Tale stratagemma appartiene semmai alla diversa fattispecie dell’uso di mezzo fraudolento (art. 625, comma 1, n. 2 c.p.), la quale punisce l’inganno ordito per abbattere le difese della persona offesa. I giudici di merito hanno quindi confuso la fase preparatoria con quella esecutiva della sottrazione materiale.
Le conclusioni pratiche sulla distinzione tra inganno e destrezza
La Suprema Corte annulla la sentenza impugnata limitatamente all’aggravante della destrezza e dispone il rinvio degli atti alla Corte di appello di Perugia. Il giudice di secondo grado dovrà rivalutare l’accaduto applicando i corretti principi di diritto. La Corte territoriale dovrà accertare se la condotta configuri un’altra circostanza aggravante oppure se il fatto costituisca un furto semplice.

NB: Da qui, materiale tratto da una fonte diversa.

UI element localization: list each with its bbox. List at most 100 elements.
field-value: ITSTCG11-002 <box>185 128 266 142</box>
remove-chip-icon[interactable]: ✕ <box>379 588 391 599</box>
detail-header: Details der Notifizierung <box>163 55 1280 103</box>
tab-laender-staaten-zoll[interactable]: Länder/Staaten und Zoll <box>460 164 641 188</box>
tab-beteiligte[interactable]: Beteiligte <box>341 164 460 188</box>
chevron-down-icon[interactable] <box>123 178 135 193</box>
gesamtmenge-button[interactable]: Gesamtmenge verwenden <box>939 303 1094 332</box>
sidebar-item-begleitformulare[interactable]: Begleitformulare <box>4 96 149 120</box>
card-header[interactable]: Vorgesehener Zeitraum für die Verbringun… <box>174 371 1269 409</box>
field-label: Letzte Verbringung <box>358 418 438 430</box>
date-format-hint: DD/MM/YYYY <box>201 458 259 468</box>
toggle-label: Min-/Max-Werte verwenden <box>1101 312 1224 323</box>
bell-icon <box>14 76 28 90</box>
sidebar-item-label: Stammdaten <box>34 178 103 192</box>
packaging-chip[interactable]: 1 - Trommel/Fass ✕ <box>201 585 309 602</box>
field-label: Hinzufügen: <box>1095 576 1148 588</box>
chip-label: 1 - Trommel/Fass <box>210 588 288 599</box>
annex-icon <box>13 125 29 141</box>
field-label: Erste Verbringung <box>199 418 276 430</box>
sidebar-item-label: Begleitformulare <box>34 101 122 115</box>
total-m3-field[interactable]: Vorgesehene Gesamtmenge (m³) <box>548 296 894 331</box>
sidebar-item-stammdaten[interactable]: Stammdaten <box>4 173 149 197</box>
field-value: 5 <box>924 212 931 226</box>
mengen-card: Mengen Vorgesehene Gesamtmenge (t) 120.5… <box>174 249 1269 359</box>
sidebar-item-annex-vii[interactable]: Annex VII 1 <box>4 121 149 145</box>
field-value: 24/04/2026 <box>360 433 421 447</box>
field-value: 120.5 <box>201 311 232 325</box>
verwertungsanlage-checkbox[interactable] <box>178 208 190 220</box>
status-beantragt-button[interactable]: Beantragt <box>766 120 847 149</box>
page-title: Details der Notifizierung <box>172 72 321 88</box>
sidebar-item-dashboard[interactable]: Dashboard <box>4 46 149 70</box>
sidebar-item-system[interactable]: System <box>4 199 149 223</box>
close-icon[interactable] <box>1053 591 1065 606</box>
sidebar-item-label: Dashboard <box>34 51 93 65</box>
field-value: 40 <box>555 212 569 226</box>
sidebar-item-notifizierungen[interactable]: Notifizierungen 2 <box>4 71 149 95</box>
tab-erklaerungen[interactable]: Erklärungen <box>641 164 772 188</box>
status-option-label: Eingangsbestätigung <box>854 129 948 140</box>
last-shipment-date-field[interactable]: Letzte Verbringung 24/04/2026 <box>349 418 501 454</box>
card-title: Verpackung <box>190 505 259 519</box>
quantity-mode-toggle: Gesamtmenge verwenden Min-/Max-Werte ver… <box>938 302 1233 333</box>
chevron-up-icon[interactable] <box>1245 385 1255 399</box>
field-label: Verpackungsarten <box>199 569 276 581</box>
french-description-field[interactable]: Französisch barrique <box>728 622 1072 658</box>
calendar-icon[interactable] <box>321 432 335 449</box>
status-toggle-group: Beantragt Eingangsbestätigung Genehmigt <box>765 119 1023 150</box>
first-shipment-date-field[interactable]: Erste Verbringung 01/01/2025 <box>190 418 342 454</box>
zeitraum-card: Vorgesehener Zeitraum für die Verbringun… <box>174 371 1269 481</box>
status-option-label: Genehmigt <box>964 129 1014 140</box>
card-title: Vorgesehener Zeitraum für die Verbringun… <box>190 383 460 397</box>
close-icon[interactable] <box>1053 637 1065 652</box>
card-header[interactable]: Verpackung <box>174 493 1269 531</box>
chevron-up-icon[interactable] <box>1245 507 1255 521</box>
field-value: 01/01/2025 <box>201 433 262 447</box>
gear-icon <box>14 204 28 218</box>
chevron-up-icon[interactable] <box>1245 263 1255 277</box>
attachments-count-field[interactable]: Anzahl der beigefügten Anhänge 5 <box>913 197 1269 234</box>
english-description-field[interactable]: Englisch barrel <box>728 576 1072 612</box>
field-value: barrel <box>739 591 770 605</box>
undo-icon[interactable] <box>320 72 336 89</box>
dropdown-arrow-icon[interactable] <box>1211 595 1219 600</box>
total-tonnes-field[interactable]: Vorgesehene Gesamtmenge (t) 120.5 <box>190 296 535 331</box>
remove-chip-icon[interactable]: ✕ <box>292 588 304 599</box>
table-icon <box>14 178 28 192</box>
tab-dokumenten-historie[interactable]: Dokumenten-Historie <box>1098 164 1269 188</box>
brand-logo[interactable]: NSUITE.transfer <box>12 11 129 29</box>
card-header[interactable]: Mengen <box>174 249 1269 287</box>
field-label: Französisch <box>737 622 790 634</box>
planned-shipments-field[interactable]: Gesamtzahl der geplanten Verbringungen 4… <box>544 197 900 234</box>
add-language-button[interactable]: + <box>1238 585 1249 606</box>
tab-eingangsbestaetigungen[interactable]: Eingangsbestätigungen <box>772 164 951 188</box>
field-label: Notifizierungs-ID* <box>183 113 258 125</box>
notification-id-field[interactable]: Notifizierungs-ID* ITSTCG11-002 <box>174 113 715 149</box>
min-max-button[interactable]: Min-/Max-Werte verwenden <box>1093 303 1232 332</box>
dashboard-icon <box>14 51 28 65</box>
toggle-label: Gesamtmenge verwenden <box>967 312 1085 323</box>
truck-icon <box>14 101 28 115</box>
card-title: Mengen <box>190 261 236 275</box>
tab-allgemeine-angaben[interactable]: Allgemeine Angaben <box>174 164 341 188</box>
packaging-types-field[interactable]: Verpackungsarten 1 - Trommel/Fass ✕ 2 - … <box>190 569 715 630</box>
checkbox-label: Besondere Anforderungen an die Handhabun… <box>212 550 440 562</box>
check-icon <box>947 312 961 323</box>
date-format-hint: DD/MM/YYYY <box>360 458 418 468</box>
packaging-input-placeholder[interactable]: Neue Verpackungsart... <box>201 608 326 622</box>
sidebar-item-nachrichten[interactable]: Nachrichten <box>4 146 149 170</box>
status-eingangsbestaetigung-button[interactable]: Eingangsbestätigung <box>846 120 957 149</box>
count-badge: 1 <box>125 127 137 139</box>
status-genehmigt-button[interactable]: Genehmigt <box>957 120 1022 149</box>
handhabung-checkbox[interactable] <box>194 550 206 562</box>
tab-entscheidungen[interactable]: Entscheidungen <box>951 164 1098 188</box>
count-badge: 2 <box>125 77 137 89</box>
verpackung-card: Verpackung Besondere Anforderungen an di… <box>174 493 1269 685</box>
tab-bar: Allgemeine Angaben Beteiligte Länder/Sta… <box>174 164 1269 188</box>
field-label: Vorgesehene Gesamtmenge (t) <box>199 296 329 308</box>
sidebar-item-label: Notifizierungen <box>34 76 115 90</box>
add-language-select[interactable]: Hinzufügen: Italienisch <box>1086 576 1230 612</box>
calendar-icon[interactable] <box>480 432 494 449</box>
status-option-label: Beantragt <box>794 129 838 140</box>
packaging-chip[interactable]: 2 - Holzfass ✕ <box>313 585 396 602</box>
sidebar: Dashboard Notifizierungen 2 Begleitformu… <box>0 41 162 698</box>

Questa pronuncia traccia un confine netto nell’ambito dei reati contro il patrimonio. La destrezza richiede un’abilità manuale o fisica nell’atto stesso del prelievo della cosa. La messa in scena ingannevole posta in essere prima dell’azione delittuosa appartiene invece alla categoria della frode.
Quando si configura l’aggravante della destrezza nel furto?

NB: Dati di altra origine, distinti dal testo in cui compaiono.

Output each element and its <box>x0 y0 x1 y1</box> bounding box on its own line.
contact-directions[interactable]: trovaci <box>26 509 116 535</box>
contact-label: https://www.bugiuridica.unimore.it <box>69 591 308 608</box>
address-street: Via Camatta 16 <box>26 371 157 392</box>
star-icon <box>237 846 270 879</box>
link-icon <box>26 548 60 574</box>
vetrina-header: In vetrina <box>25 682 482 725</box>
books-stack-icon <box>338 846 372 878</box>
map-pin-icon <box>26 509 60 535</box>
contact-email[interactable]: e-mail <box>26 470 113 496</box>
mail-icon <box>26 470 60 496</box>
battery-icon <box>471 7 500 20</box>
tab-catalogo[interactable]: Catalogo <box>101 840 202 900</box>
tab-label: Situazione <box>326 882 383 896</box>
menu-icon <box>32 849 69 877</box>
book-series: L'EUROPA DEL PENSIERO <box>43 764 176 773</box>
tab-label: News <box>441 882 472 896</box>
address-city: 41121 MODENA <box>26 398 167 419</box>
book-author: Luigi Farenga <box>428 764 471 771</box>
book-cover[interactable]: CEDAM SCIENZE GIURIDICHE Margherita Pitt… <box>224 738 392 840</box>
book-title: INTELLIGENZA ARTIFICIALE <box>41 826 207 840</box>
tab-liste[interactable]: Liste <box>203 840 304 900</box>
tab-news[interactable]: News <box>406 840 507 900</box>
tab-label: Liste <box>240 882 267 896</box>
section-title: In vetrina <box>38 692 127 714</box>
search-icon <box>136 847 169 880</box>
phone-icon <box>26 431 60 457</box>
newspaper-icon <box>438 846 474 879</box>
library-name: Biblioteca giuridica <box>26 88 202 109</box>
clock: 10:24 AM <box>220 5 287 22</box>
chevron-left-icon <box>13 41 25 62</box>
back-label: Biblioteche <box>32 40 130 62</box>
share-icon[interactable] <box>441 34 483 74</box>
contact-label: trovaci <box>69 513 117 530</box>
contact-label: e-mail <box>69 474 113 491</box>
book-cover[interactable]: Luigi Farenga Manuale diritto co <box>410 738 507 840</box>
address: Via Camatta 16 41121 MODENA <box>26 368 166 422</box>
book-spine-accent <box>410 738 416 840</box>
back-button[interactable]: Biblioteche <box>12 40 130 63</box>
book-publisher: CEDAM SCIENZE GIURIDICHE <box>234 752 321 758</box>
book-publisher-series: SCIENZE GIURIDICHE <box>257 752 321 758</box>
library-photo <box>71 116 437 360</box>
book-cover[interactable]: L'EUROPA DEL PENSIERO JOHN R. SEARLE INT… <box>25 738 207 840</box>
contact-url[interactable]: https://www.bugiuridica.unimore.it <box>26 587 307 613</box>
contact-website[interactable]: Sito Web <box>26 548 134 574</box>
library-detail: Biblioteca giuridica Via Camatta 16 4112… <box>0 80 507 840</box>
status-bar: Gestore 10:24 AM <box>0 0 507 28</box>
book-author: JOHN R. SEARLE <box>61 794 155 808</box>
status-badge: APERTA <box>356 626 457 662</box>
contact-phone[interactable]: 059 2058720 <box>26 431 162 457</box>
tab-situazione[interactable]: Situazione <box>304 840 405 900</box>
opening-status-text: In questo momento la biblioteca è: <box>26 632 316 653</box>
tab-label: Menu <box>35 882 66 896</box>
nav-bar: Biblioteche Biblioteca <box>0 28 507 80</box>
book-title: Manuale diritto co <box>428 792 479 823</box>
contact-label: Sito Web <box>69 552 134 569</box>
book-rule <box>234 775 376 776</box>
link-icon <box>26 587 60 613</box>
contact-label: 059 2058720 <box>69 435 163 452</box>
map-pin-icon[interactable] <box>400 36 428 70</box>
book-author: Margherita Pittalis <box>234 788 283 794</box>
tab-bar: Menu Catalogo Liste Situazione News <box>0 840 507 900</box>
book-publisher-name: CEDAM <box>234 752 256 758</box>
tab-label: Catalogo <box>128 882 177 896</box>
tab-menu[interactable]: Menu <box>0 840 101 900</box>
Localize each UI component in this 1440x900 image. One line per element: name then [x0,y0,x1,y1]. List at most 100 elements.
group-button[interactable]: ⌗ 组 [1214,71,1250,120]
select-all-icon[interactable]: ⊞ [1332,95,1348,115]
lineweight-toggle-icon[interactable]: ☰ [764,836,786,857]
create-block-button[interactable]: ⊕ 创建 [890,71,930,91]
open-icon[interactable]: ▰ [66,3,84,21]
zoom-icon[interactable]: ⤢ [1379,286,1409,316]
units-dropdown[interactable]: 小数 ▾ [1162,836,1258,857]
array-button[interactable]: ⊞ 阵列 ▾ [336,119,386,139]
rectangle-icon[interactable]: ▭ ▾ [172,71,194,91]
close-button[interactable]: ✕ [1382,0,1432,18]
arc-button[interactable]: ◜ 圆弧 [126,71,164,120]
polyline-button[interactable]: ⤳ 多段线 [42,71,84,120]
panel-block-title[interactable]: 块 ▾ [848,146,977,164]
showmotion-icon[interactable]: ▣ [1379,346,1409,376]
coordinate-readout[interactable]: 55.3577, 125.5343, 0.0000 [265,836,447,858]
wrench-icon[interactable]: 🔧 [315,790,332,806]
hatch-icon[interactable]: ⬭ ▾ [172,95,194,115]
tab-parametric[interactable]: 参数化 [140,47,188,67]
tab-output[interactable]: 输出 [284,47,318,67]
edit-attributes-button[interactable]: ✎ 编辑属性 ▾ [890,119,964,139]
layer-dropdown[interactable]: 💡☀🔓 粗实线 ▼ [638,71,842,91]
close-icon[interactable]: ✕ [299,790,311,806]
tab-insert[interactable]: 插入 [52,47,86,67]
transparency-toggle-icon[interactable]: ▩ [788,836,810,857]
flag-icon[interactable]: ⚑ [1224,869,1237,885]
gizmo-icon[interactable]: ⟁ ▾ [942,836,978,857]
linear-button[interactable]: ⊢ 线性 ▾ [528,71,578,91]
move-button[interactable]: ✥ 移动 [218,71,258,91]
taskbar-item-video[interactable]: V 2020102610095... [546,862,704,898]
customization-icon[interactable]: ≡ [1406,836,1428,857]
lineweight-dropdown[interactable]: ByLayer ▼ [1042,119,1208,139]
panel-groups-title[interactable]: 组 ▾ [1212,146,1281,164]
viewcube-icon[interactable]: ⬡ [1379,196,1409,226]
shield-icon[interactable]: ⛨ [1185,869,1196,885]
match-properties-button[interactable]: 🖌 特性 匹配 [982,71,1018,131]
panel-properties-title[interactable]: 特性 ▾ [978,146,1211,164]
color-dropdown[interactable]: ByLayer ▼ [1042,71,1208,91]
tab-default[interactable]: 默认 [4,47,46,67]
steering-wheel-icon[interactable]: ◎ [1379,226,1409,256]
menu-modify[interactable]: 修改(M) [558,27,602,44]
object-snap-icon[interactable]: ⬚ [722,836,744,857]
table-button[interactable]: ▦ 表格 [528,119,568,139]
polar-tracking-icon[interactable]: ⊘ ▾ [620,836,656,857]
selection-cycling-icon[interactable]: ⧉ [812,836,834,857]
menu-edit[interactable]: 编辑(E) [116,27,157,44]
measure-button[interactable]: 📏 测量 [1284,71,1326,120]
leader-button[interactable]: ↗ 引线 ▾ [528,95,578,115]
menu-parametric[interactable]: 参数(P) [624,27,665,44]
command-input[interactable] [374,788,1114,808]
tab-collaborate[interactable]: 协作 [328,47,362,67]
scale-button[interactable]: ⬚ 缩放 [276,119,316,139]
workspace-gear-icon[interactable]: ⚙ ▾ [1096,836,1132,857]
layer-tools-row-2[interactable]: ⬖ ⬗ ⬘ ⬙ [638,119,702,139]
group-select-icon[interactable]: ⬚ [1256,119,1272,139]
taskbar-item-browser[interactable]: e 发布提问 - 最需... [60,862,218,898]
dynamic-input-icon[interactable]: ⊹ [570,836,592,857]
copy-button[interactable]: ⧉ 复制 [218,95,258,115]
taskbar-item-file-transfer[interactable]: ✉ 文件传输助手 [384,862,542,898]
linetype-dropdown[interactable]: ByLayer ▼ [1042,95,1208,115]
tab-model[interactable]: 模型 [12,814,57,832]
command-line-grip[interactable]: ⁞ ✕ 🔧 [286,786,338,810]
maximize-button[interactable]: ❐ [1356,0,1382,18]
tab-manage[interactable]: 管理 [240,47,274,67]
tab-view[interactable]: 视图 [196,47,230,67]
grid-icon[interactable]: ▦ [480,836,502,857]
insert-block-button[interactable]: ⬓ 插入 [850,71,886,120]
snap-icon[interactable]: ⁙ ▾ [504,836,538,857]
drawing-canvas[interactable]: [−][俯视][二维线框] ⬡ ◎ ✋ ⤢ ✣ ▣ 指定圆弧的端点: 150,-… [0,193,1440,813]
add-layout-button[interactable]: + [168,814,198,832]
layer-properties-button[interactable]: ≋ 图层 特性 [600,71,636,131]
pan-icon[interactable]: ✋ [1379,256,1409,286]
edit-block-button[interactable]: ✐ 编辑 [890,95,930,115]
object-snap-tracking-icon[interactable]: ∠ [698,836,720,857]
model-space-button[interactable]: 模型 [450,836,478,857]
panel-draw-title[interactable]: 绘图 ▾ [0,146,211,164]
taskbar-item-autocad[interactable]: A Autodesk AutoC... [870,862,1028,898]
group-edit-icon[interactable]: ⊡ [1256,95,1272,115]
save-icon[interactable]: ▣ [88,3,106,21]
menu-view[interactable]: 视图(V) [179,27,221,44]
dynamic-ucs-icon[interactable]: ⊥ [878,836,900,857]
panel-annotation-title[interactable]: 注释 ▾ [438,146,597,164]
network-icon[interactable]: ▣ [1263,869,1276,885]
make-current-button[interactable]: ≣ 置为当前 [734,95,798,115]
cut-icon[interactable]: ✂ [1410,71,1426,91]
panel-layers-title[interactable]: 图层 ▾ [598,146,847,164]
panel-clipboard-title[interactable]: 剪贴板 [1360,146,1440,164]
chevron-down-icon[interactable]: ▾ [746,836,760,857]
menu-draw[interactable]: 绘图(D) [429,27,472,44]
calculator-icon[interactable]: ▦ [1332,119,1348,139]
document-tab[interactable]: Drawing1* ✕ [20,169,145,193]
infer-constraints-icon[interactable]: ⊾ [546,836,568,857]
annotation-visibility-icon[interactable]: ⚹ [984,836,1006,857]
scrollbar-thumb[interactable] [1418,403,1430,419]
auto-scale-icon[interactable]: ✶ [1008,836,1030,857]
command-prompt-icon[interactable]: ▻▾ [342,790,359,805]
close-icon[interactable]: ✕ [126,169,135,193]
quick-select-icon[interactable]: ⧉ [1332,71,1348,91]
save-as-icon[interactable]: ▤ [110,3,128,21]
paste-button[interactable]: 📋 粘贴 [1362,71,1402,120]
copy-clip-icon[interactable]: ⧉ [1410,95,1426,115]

L’aggravante richiede un’abilità o una rapidità fisica eccezionale posta in essere immediatamente prima o durante la materiale sottrazione del bene, eludendo la diretta vigilanza della persona offesa.
Quale differenza esiste tra mezzo fraudolento e destrezza?
Il mezzo fraudolento consiste in un raggiro o stratagemma preparato per ingannare la vittima e vanificarne le difese, mentre la destrezza riguarda la specifica abilità manuale o fisica nell’atto del furto.
Chi resta alla guida dell’auto durante il furto risponde del reato?
Sì, chi resta in auto garantisce copertura, sicurezza e la disponibilità del mezzo di fuga ai complici, partecipando attivamente al concorso nel reato.